Surprising discoveries about Mars -

SEIS, NASA’s InSight seismometer on the red planet, made a number of surprising discoveries during its first year on the surface of Mars. The device detected more than 500 tremors during this time. The year of Mars is 687 Earth days.

At this year’s American Seismological Association (SSA) annual meeting, Savas Celan of Zurich University of Technology presented a report on the work of InSight’s ground team, the Marsquake Service, in detecting earthquakes and compiling an earthquake catalog for the planet.

Ceylan explained that earthquakes differ from earthquakes in many ways. First, much smaller than earthquakes, the largest event recorded was a magnitude of 3.6. SEIS is also able to detect these small tremors, as the seismic noise in the background on Mars is much less in the absence of continuous tremors caused by ocean ripples, writes the science educational news site

For most of the Martian year, from sunset to the early hours of the morning, the planet’s atmosphere becomes very calm, so there is no local noise. In addition, the sensors are operating optimally. Gilan noted that they also do their job in extreme Martian conditions, such as extremely freezing temperatures and withstanding extreme daily fluctuations.
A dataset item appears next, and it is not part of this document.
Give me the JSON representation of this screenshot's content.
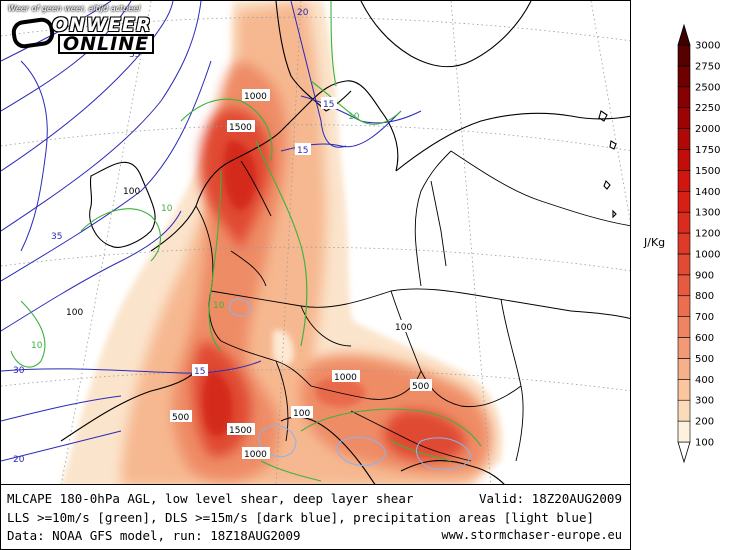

Earthquakes occur in two different types: low-frequency earthquakes propagating at varying depths in the planet’s mantle, and high-frequency earthquakes propagating across the Earth’s crust.

The vast majority of the tremors were of high frequency and occurred hundreds of kilometers from Mars.

According to the expert, the pace of events will change during the Martian year, and this pattern will not be known from Earth. Ceylan said one of the project’s scientific teams’ biggest tasks was to adapt to unexpected signals from data collected on the planet.

See also  Perseverance discovered more organic matter on Mars Science

Despite efforts to protect the common environmental information system from non-seismic noise, data collection remains hampered by weather and Mars noise.

“From the ground up, we had to understand the sounds of Mars, and discover how our seismographs work.

The expert explained how the Martian atmosphere affects the seismic recordings, and we had to find alternative ways to interpret the data correctly.

The InSight Earthquake Catalog is also made publicly available by participating institutes every three months, with a delay of three months.